M. L. Minus, K. Song, Y. Zhang, J. Meng and E. C. Green
Scientific Tracks Abstracts: J Material Sci
Controlling the structural development in the interphase regimes during composite processing is necessary in order to improve stress transfer between polymer matrices and nano-fillers. Shear-crystallization and gel-spinning under flow were combined to fabricate polymer/nano-carbon composite fibers with controlled interphase structure. Interfacial crystallization of the polymer in the vicinity of the nano-carbon was controlled by tailoring the degree of polymer under-cooling during the composite solution preparation and the flow parameters of spinning.

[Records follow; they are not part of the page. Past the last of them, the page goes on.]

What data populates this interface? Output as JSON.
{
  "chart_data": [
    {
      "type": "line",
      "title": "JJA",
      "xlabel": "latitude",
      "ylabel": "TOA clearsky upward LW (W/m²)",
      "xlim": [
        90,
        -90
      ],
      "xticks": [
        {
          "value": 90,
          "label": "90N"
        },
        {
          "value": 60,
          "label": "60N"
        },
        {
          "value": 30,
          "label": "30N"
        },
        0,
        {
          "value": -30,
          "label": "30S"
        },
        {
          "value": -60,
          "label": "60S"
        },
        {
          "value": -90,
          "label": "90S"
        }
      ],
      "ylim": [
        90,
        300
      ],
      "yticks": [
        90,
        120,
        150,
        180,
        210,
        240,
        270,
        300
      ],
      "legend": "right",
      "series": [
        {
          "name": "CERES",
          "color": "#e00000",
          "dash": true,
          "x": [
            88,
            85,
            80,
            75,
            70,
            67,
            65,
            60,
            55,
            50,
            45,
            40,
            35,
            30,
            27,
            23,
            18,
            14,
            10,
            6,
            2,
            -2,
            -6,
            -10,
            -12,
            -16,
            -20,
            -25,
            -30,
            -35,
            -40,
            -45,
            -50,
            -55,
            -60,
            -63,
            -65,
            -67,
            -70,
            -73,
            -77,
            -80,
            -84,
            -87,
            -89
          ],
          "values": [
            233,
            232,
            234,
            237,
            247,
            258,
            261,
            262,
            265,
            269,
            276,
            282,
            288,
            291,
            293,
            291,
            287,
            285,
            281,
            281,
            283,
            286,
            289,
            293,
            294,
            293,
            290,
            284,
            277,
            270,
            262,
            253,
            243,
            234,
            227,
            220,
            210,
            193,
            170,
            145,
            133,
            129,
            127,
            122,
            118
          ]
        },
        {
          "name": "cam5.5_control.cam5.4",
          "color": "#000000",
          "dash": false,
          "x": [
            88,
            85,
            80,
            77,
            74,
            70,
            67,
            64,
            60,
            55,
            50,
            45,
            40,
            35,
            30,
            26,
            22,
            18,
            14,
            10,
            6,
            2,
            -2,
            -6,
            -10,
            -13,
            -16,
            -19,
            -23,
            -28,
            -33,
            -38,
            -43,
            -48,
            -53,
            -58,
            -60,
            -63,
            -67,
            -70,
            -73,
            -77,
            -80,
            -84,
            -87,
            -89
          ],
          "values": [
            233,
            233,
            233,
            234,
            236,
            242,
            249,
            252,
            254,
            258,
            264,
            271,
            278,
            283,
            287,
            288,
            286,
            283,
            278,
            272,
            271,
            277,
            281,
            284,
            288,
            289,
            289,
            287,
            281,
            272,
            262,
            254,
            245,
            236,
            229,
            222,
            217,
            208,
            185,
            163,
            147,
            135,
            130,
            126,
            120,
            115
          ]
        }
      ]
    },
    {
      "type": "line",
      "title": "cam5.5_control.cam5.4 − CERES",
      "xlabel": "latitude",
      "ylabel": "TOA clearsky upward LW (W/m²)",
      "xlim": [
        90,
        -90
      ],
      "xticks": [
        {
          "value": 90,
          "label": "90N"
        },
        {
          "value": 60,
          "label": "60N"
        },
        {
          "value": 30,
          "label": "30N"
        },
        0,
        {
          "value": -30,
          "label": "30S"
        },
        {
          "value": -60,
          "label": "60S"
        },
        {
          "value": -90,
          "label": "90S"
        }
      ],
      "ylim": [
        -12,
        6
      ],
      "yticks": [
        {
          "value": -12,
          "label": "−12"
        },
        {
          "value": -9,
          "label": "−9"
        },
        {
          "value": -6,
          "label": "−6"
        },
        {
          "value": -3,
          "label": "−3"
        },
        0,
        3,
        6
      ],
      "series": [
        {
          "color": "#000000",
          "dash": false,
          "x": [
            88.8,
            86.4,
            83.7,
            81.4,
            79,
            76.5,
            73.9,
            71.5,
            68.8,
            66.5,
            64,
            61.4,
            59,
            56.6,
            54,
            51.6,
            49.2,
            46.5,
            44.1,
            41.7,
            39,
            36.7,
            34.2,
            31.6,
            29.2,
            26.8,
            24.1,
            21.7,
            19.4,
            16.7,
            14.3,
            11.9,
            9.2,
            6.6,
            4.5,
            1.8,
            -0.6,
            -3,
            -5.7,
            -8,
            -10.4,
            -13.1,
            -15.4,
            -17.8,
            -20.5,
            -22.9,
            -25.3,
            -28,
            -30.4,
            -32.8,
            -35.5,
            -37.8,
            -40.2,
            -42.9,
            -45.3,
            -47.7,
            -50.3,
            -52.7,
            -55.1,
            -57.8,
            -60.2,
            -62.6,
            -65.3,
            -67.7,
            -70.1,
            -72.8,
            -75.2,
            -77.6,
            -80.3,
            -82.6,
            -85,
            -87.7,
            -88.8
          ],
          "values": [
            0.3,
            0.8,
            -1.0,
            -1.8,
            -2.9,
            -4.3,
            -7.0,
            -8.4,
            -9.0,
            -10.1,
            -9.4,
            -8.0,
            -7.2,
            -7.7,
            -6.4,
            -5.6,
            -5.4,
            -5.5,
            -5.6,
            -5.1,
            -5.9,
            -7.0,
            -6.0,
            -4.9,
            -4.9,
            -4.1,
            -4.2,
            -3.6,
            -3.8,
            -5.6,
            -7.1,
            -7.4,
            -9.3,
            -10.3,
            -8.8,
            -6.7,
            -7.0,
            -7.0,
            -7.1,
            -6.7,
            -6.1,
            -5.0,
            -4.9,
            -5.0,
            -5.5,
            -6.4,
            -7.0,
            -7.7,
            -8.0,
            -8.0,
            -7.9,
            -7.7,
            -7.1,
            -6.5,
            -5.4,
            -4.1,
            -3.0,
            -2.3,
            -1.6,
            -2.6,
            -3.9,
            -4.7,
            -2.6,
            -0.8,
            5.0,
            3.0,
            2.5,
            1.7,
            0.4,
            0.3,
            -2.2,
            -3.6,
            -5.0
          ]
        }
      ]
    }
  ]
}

The resultant fibers demonstrate superior tensile strength, modulus, and toughness properties. For example, poly (vinyl alcohol) (PVA)/SWNT fibers were spun with tensile strength, modulus, and toughness of 4.9 GPa, 128 GPa, and 202 J/g, respectively. X-ray diffraction/scattering was used to show that interfacial polymer crystal structure is distinct from the semi-crystalline bulk polymer matrix. The results show that the polymer interfacial regions around the nano-carbon have denser crystalline chain-packing and more extended-chain structure, which are key micro-structural components for producing composite materials with exceptional axial mechanical properties. This work highlights these unique polymer processing methods for nano-composites in order to tailoring the polymer morphology within interphase structures.